The Linux tc command allows us to manipulate network traffic as it passes through the system. It’s extremely powerful and flexible, and correspondingly quite confusing to get started with. Fortunately we only need a small subset: the netem facility, which allows us to emulate network devices.

To start, perform a speed test from your test laptop to see what kind of speeds you’re currently getting (Google “internet speed test” to use Google’s version, or hit fast.com. Note that it might already be a bit slower than you’re used to due to the limitations of the Pi’s Ethernet)

Now it’s time for some nostalgia. Years ago I spent 18 months in Antarctica on the wrong end of a VSAT satellite Internet connection, with very limited bandwidth and high latency. Let’s recreate that:

tc qdisc add dev eth0 root netem rate 768kbit delay 600ms

This emulates a 768kbit connection, with 600ms of added latency for the satellite round trip time. Try the speedtest again and see the difference! Be aware that some speed testers have difficult with really low speeds, but it should still be enough to get a rough idea. (To fully recreate the Antarctic experience, try sharing this link with 100 friends — all on Facebook — and plenty of automated mail, weather, and scientific monitoring services.)

Now… how about a modem? Remove the current limits with

$ tc qdisc del dev eth0 root netem

and then try this:

$ tc qdisc add dev eth0 root netem rate 33kbit

Welcome back to the days of dial-up!

Feel free to play around with different settings for a while — test out your most recent website on a 3Mbit connection and see how it fares. Just use the first tc command as a template, substituting a speed as xxxkbit or yyymbit and an optional delay.

You can use your new speed limiter just like this, booting it up and entering your preferred speed each time depending on your needs. Alternatively, if you settle on a single testing profile and just want to use it every time, run nano /etc/network/interfaces to edit the network configuration.

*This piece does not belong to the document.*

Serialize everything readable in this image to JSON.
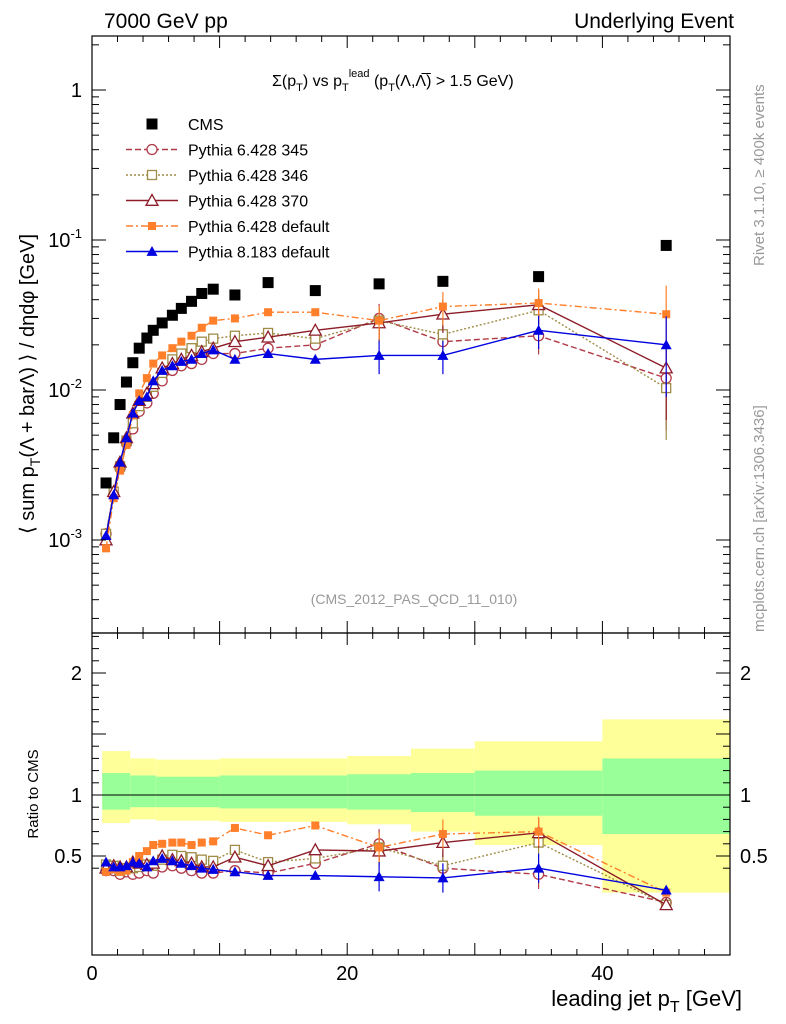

Add the following line at the bottom, after eth0’s netmask configuration to apply the tc limits on boot; just fill in the rate and delay you want.

post-up tc qdisc add dev eth0 root netem rate 1mbit delay 100ms

Limits and extensions

We haven’t even scratched the surface of tc’s capabilities. One of the limitations of the setup described above is that all the limits are applied on the download part of the link; it would be more accurate to apply tc rules to both eth0 for download and wlan0 for upload, splitting the desired latency between the two interfaces. That can make quite a difference on high-latency links like satellites, but what we’ve got so far is plenty to get started with, and provides an easy-to-recreate basis for future experimentation.

Some things you might want to consider trying:

Conclusion

I hope this is a useful tool that helps make the Internet useful for everyone, not just those who live in well-connected areas and tech hubs. It’s easy to assume everyone has unlimited, high-quality bandwidth these days, but it’s simply not the case — and you don’t have to go as far as you might think to find places where bandwidth becomes a limitation.